Chinese automotive components manufacturer

ASIMCO Technologies is a large independent automotive components manufacturer headquartered in Beijing, China. With sales in excess of US$500 million, the company is one of the largest producers of automotive components in China, with 10 manufacturing operations, 52 sales offices and roughly 900 service stations across the People's Republic of China. It is the first international components manufacturer based in China, with over 15% of its annual sales made to customers in the United States, Europe and Japan.

ASIMCO specializes in the production and development of fuel injection systems, powertrains, chassis components, rotating electrics and NVH products.

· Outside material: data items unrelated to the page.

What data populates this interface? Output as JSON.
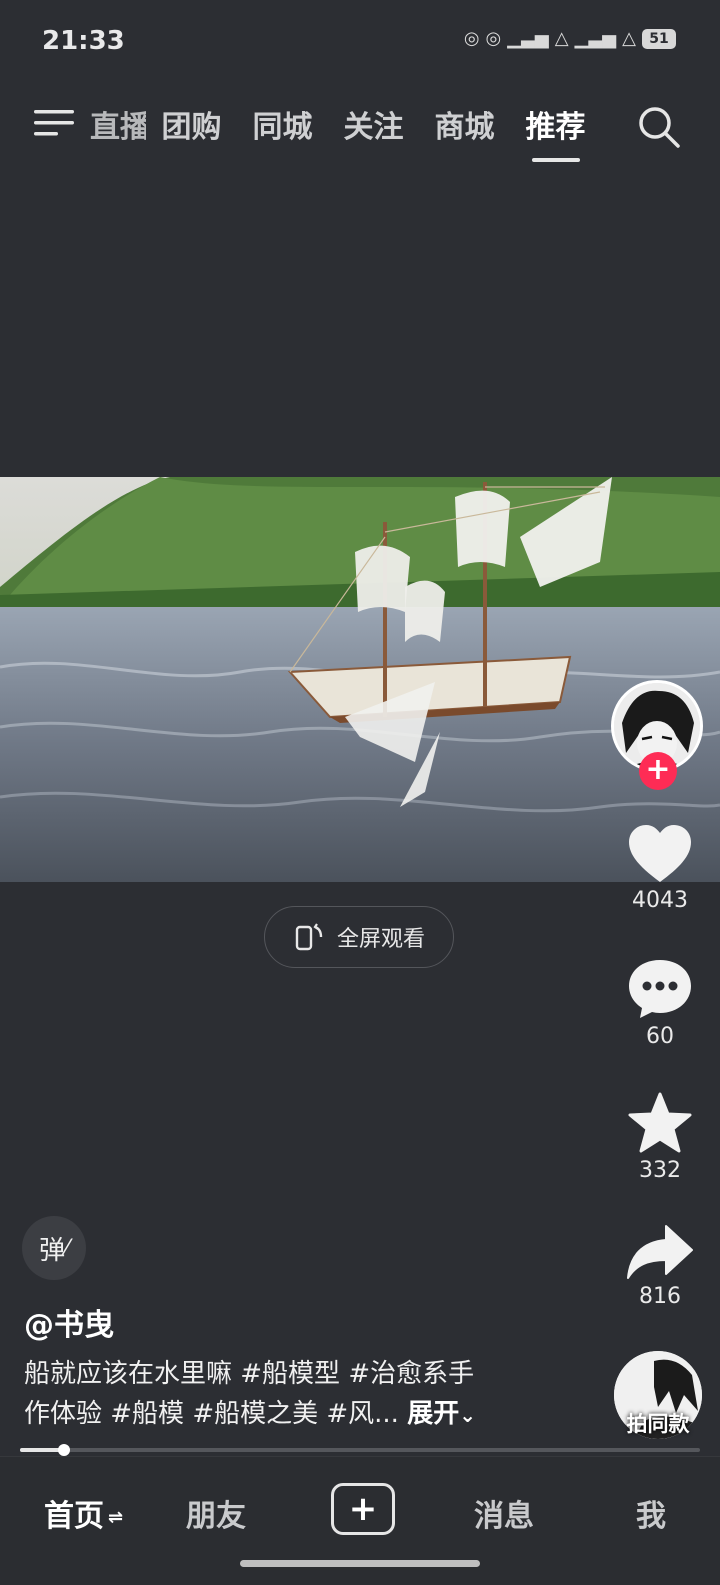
{
  "status_bar": {
    "time": "21:33",
    "battery": "51",
    "icons": [
      "nfc-icon",
      "nfc-icon",
      "signal-5g-icon",
      "wifi-icon",
      "signal-5g-icon",
      "wifi-icon"
    ]
  },
  "top_nav": {
    "tabs": [
      {
        "label": "直播",
        "partial": true
      },
      {
        "label": "团购"
      },
      {
        "label": "同城"
      },
      {
        "label": "关注"
      },
      {
        "label": "商城"
      },
      {
        "label": "推荐",
        "active": true
      }
    ]
  },
  "video": {
    "fullscreen_label": "全屏观看"
  },
  "actions": {
    "likes": "4043",
    "comments": "60",
    "favorites": "332",
    "shares": "816"
  },
  "danmu_label": "弹",
  "post": {
    "author": "@书曳",
    "caption_line1": "船就应该在水里嘛 #船模型 #治愈系手",
    "caption_line2": "作体验 #船模 #船模之美 #风... ",
    "expand_label": "展开"
  },
  "same_style_label": "拍同款",
  "progress": 0.064,
  "bottom_nav": {
    "home": "首页",
    "friends": "朋友",
    "messages": "消息",
    "me": "我"
  },
  "colors": {
    "background": "#2c2e33",
    "accent": "#fe2c55"
  }
}
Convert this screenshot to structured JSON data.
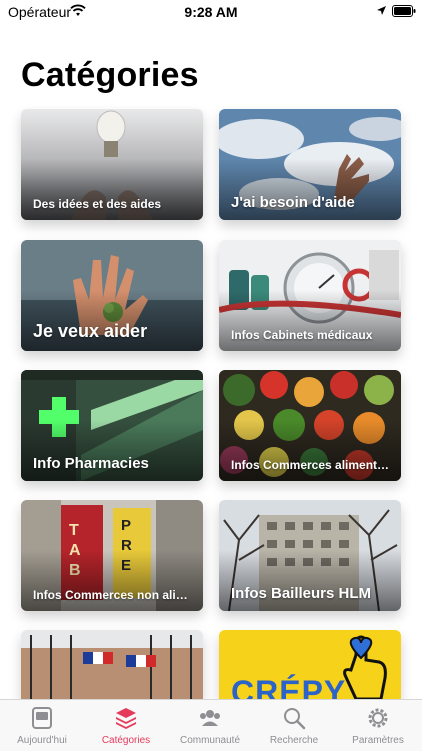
{
  "status_bar": {
    "carrier": "Opérateur",
    "time": "9:28 AM"
  },
  "page": {
    "title": "Catégories"
  },
  "categories": [
    {
      "label": "Des idées et des aides"
    },
    {
      "label": "J'ai besoin d'aide"
    },
    {
      "label": "Je veux aider"
    },
    {
      "label": "Infos Cabinets médicaux"
    },
    {
      "label": "Info Pharmacies"
    },
    {
      "label": "Infos Commerces alimentaires"
    },
    {
      "label": "Infos Commerces non alimentaires"
    },
    {
      "label": "Infos Bailleurs HLM"
    },
    {
      "label": ""
    },
    {
      "label": ""
    }
  ],
  "banner_text": "CRÉPY",
  "tabs": [
    {
      "label": "Aujourd'hui",
      "icon": "newspaper-icon"
    },
    {
      "label": "Catégories",
      "icon": "layers-icon",
      "active": true
    },
    {
      "label": "Communauté",
      "icon": "people-icon"
    },
    {
      "label": "Recherche",
      "icon": "search-icon"
    },
    {
      "label": "Paramètres",
      "icon": "gear-icon"
    }
  ],
  "colors": {
    "accent": "#e63a5a",
    "tab_inactive": "#8e8e93",
    "banner_yellow": "#f6d21a"
  }
}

In July 2010 Bain Capital became the controlling shareholder in ASIMCO for US$150 million.

==Founding==
ASIMCO Technologies was founded in 1994 by Jack Perkowski with a business model based on accessing and transferring capital, technology and managerial techniques from the United States and Europe to upgrade existing Chinese manufacturing operations that fall under the ASIMCO umbrella. The company's first ventures into China saw them lose some US$400 million before they managed to establish themselves in the late 1990s/early 2000s.